The influence and impact of the rapid adoption of AI in our lives is undeniable. Increasingly, large language models (LLMs) that power popular conversational AI applications like OpenAI's ChatGPT and Google Bard are becoming foundational technologies for a wide range of other applications, including virtual assistants, search engines and productivity tools. However, in a recent paper, a team of researchers identify and explore Indirect Prompt Injections as a growing and serious threat that could undermine their commercial utility and compromise user security.
The paper identifies several types of prompt injections, including direct, indirect, and multi-stage injections, and demonstrates how they can be used to compromise AI systems in various ways. For example, attackers can use prompt injections to manipulate search results, exfiltrate user data, and even spread malware through email and social media. The paper also shows how attackers can remotely control compromised AI systems and persistently infect them with new payloads.
The findings of this research have significant implications for the security of AI systems in commercial and consumer settings. As AI systems become more integrated into our daily lives, the risks of these systems being compromised or misused increase. The potential for prompt injections to compromise user data and take over AI assistants is a serious concern.

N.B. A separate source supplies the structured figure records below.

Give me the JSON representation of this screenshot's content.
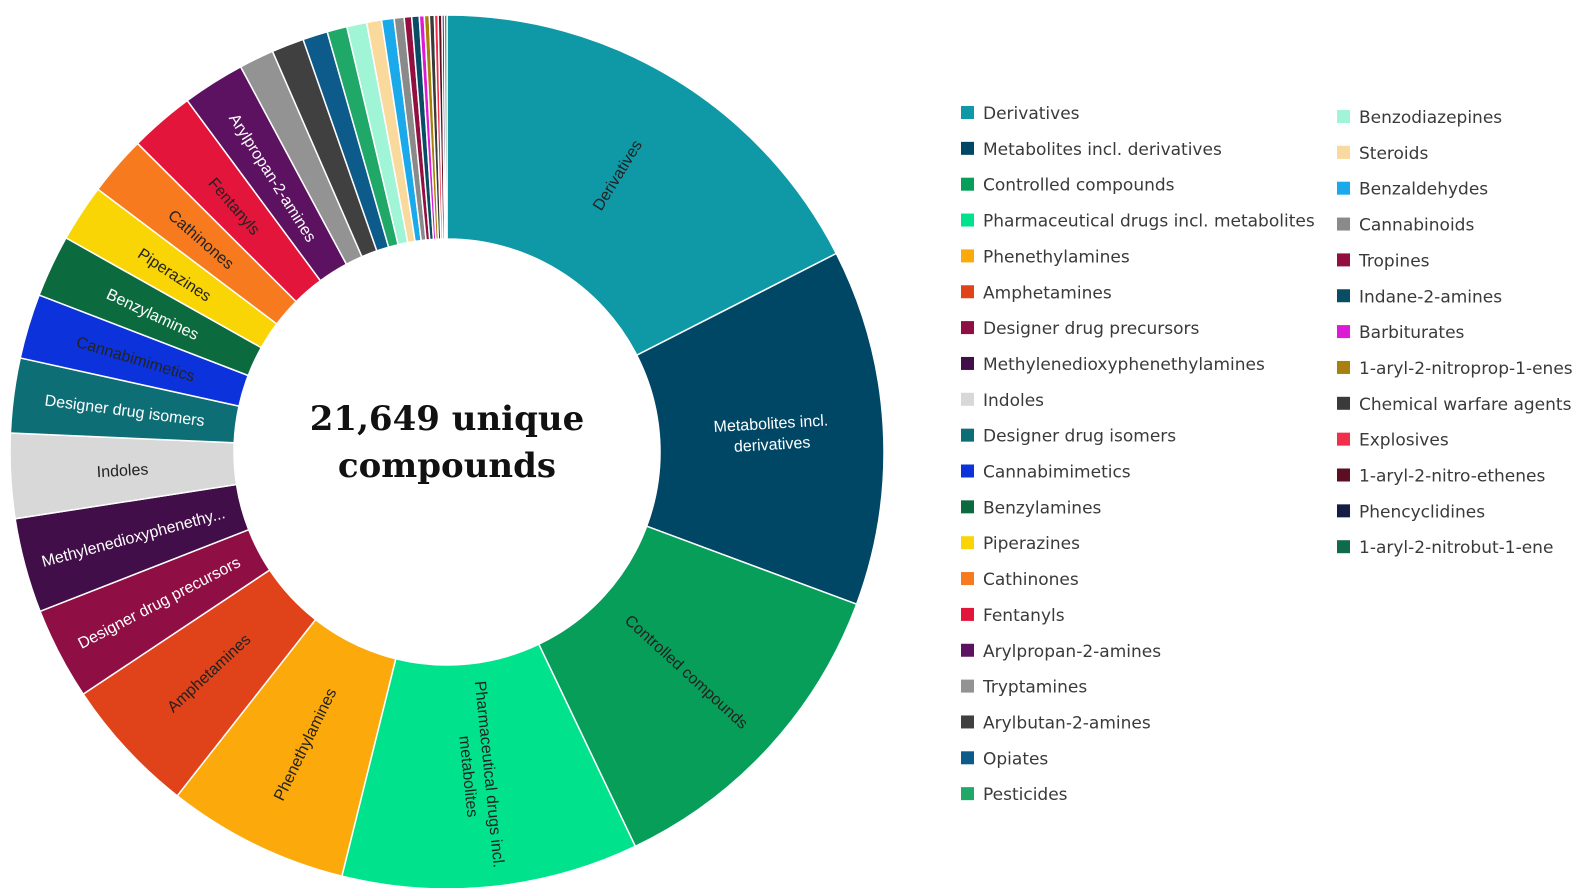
{
  "chart_data": {
    "type": "pie",
    "variant": "donut",
    "center_label": [
      "21,649 unique",
      "compounds"
    ],
    "legend_placement": "right",
    "slices": [
      {
        "name": "Derivatives",
        "value": 19.0,
        "color": "#0f99a6",
        "label_color": "#222222",
        "label_lines": [
          "Derivatives"
        ]
      },
      {
        "name": "Metabolites incl. derivatives",
        "value": 14.3,
        "color": "#004766",
        "label_color": "#ffffff",
        "label_lines": [
          "Metabolites incl.",
          "derivatives"
        ]
      },
      {
        "name": "Controlled compounds",
        "value": 13.3,
        "color": "#079e5a",
        "label_color": "#222222",
        "label_lines": [
          "Controlled compounds"
        ]
      },
      {
        "name": "Pharmaceutical drugs incl. metabolites",
        "value": 11.9,
        "color": "#00e38c",
        "label_color": "#222222",
        "label_lines": [
          "Pharmaceutical drugs incl.",
          "metabolites"
        ]
      },
      {
        "name": "Phenethylamines",
        "value": 7.3,
        "color": "#fca90b",
        "label_color": "#222222",
        "label_lines": [
          "Phenethylamines"
        ]
      },
      {
        "name": "Amphetamines",
        "value": 5.5,
        "color": "#e04219",
        "label_color": "#222222",
        "label_lines": [
          "Amphetamines"
        ]
      },
      {
        "name": "Designer drug precursors",
        "value": 3.7,
        "color": "#8f0f45",
        "label_color": "#ffffff",
        "label_lines": [
          "Designer drug precursors"
        ]
      },
      {
        "name": "Methylenedioxyphenethylamines",
        "value": 3.8,
        "color": "#420e49",
        "label_color": "#ffffff",
        "label_lines": [
          "Methylenedioxyphenethy..."
        ]
      },
      {
        "name": "Indoles",
        "value": 3.4,
        "color": "#d8d8d8",
        "label_color": "#222222",
        "label_lines": [
          "Indoles"
        ]
      },
      {
        "name": "Designer drug isomers",
        "value": 3.0,
        "color": "#0e6e76",
        "label_color": "#ffffff",
        "label_lines": [
          "Designer drug isomers"
        ]
      },
      {
        "name": "Cannabimimetics",
        "value": 2.6,
        "color": "#0c33db",
        "label_color": "#222222",
        "label_lines": [
          "Cannabimimetics"
        ]
      },
      {
        "name": "Benzylamines",
        "value": 2.5,
        "color": "#0c6b3e",
        "label_color": "#ffffff",
        "label_lines": [
          "Benzylamines"
        ]
      },
      {
        "name": "Piperazines",
        "value": 2.3,
        "color": "#fad505",
        "label_color": "#222222",
        "label_lines": [
          "Piperazines"
        ]
      },
      {
        "name": "Cathinones",
        "value": 2.4,
        "color": "#f87a1e",
        "label_color": "#222222",
        "label_lines": [
          "Cathinones"
        ]
      },
      {
        "name": "Fentanyls",
        "value": 2.6,
        "color": "#e4153a",
        "label_color": "#222222",
        "label_lines": [
          "Fentanyls"
        ]
      },
      {
        "name": "Arylpropan-2-amines",
        "value": 2.5,
        "color": "#5c1260",
        "label_color": "#ffffff",
        "label_lines": [
          "Arylpropan-2-amines"
        ]
      },
      {
        "name": "Tryptamines",
        "value": 1.4,
        "color": "#939393",
        "label_color": "#222222",
        "label_lines": []
      },
      {
        "name": "Arylbutan-2-amines",
        "value": 1.3,
        "color": "#404040",
        "label_color": "#ffffff",
        "label_lines": []
      },
      {
        "name": "Opiates",
        "value": 1.0,
        "color": "#0c5b8a",
        "label_color": "#ffffff",
        "label_lines": []
      },
      {
        "name": "Pesticides",
        "value": 0.8,
        "color": "#1fa867",
        "label_color": "#ffffff",
        "label_lines": []
      },
      {
        "name": "Benzodiazepines",
        "value": 0.8,
        "color": "#9ff5d6",
        "label_color": "#222222",
        "label_lines": []
      },
      {
        "name": "Steroids",
        "value": 0.6,
        "color": "#fad99c",
        "label_color": "#222222",
        "label_lines": []
      },
      {
        "name": "Benzaldehydes",
        "value": 0.5,
        "color": "#1aaaeb",
        "label_color": "#222222",
        "label_lines": []
      },
      {
        "name": "Cannabinoids",
        "value": 0.4,
        "color": "#8a8a8a",
        "label_color": "#222222",
        "label_lines": []
      },
      {
        "name": "Tropines",
        "value": 0.3,
        "color": "#920f3f",
        "label_color": "#ffffff",
        "label_lines": []
      },
      {
        "name": "Indane-2-amines",
        "value": 0.3,
        "color": "#094c66",
        "label_color": "#ffffff",
        "label_lines": []
      },
      {
        "name": "Barbiturates",
        "value": 0.2,
        "color": "#dd1ad4",
        "label_color": "#ffffff",
        "label_lines": []
      },
      {
        "name": "1-aryl-2-nitroprop-1-enes",
        "value": 0.2,
        "color": "#a8800e",
        "label_color": "#ffffff",
        "label_lines": []
      },
      {
        "name": "Chemical warfare agents",
        "value": 0.2,
        "color": "#3a3a3a",
        "label_color": "#ffffff",
        "label_lines": []
      },
      {
        "name": "Explosives",
        "value": 0.15,
        "color": "#f0304b",
        "label_color": "#ffffff",
        "label_lines": []
      },
      {
        "name": "1-aryl-2-nitro-ethenes",
        "value": 0.15,
        "color": "#5c0e22",
        "label_color": "#ffffff",
        "label_lines": []
      },
      {
        "name": "Phencyclidines",
        "value": 0.1,
        "color": "#141d45",
        "label_color": "#ffffff",
        "label_lines": []
      },
      {
        "name": "1-aryl-2-nitrobut-1-ene",
        "value": 0.1,
        "color": "#0f6b4a",
        "label_color": "#ffffff",
        "label_lines": []
      }
    ]
  }
}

In a blog post, the paper's first author, Kai Greshake, specific examples of these threats and how they are accomplished in applications that are publicly available today. One example involves an attacker using an indirect prompt injection to brainwash Bing Chat into being a social engineer working on behalf of the attacker to extract user data. Another example involves an attacker compromising a hypothetical AI assistant called Bong by getting it to look up a specific webpage or keyword on the internet and then delivering the rest of the payload through a secondary query. In another example, the attacker manipulates the documentation of a target package or function to introduce subtle or not-so-subtle vulnerabilities into the code generated by GitHub Copilot.

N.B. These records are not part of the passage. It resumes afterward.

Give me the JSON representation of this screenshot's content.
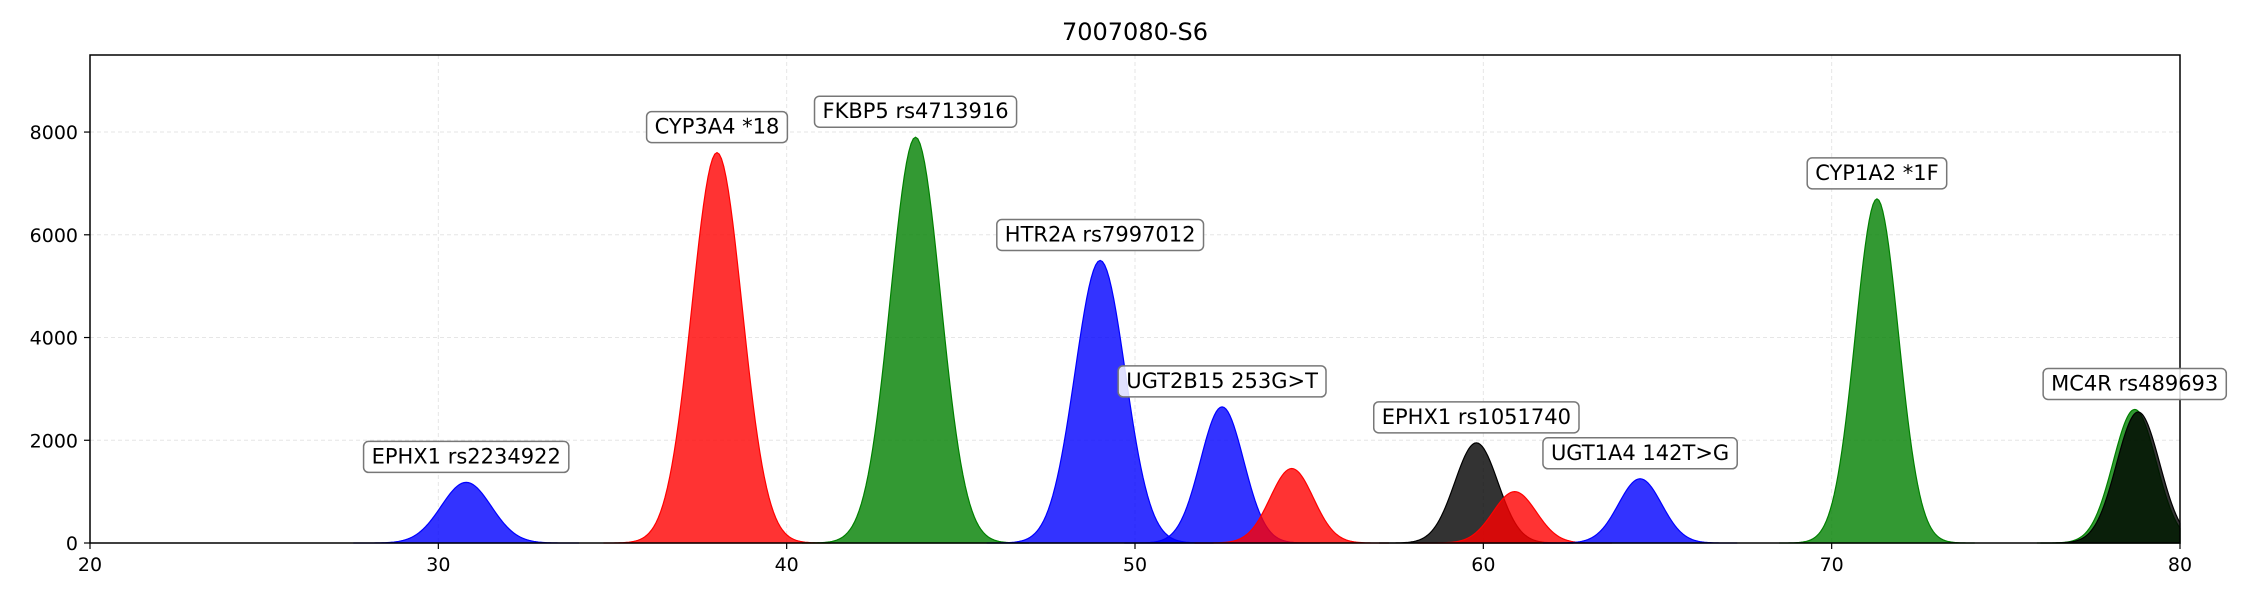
{
  "chart_data": {
    "type": "area",
    "title": "7007080-S6",
    "xlabel": "",
    "ylabel": "",
    "xlim": [
      20,
      80
    ],
    "ylim": [
      0,
      9500
    ],
    "xticks": [
      20,
      30,
      40,
      50,
      60,
      70,
      80
    ],
    "yticks": [
      0,
      2000,
      4000,
      6000,
      8000
    ],
    "grid": true,
    "legend": "none",
    "peaks": [
      {
        "center": 30.8,
        "height": 1180,
        "sigma": 0.72,
        "color": "#0000ff",
        "label": "EPHX1 rs2234922"
      },
      {
        "center": 38.0,
        "height": 7600,
        "sigma": 0.72,
        "color": "#ff0000",
        "label": "CYP3A4 *18"
      },
      {
        "center": 43.7,
        "height": 7900,
        "sigma": 0.72,
        "color": "#008000",
        "label": "FKBP5 rs4713916"
      },
      {
        "center": 49.0,
        "height": 5500,
        "sigma": 0.72,
        "color": "#0000ff",
        "label": "HTR2A rs7997012"
      },
      {
        "center": 52.5,
        "height": 2650,
        "sigma": 0.62,
        "color": "#0000ff",
        "label": "UGT2B15 253G>T"
      },
      {
        "center": 54.5,
        "height": 1450,
        "sigma": 0.62,
        "color": "#ff0000",
        "label": ""
      },
      {
        "center": 59.8,
        "height": 1950,
        "sigma": 0.62,
        "color": "#000000",
        "label": "EPHX1 rs1051740"
      },
      {
        "center": 60.9,
        "height": 1000,
        "sigma": 0.62,
        "color": "#ff0000",
        "label": ""
      },
      {
        "center": 64.5,
        "height": 1250,
        "sigma": 0.62,
        "color": "#0000ff",
        "label": "UGT1A4 142T>G"
      },
      {
        "center": 71.3,
        "height": 6700,
        "sigma": 0.62,
        "color": "#008000",
        "label": "CYP1A2 *1F"
      },
      {
        "center": 78.7,
        "height": 2600,
        "sigma": 0.62,
        "color": "#008000",
        "label": "MC4R rs489693"
      },
      {
        "center": 78.8,
        "height": 2550,
        "sigma": 0.62,
        "color": "#000000",
        "label": ""
      }
    ]
  }
}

These vulnerabilities become even more alarming in the context of autonomous agents like AutoGPT and BabyAGI—AI programs that can create, prioritize, and accomplish tasks on their own. The ability of these agents to autonomously interact with multiple systems and users can magnify the impact of indirect prompt injections, potentially leading unintended consequences, privacy violations and even large-scale security breaches.
In an email interview with Greshake, he underlined the importance of awareness about these issues and the need for collaboration between researchers, developers, and industry stakeholders. He emphasized the need for increased focus on AI safety and cautioned that reliable defenses against indirect prompt injections are still lacking.
"We need to have more transparency and accountability when it comes to AI systems, and we need to ensure that these systems are designed with safety and security in mind."
OpenAI, makers GPT, has always emphasized their unwavering commitment to data security, privacy, and compliance. Just last month, they announced a Bug Bounty program, offering rewards of up to $20,000 for discovering vulnerabilities in ChatGPT. We reached out to OpenAI for a statement regarding the research paper's findings, but have not received a response. We will update the article when we do.
As we reflect on these findings, it becomes apparent that the path forward must prioritize AI safety and security. While LLMs offer immense potential in various applications, these advantages could be overshadowed by the hidden menace of indirect prompt injections. For AI to truly realize its promise, the research community and industry stakeholders must join forces to tackle these challenges, ensuring the responsible development and deployment of AI technologies.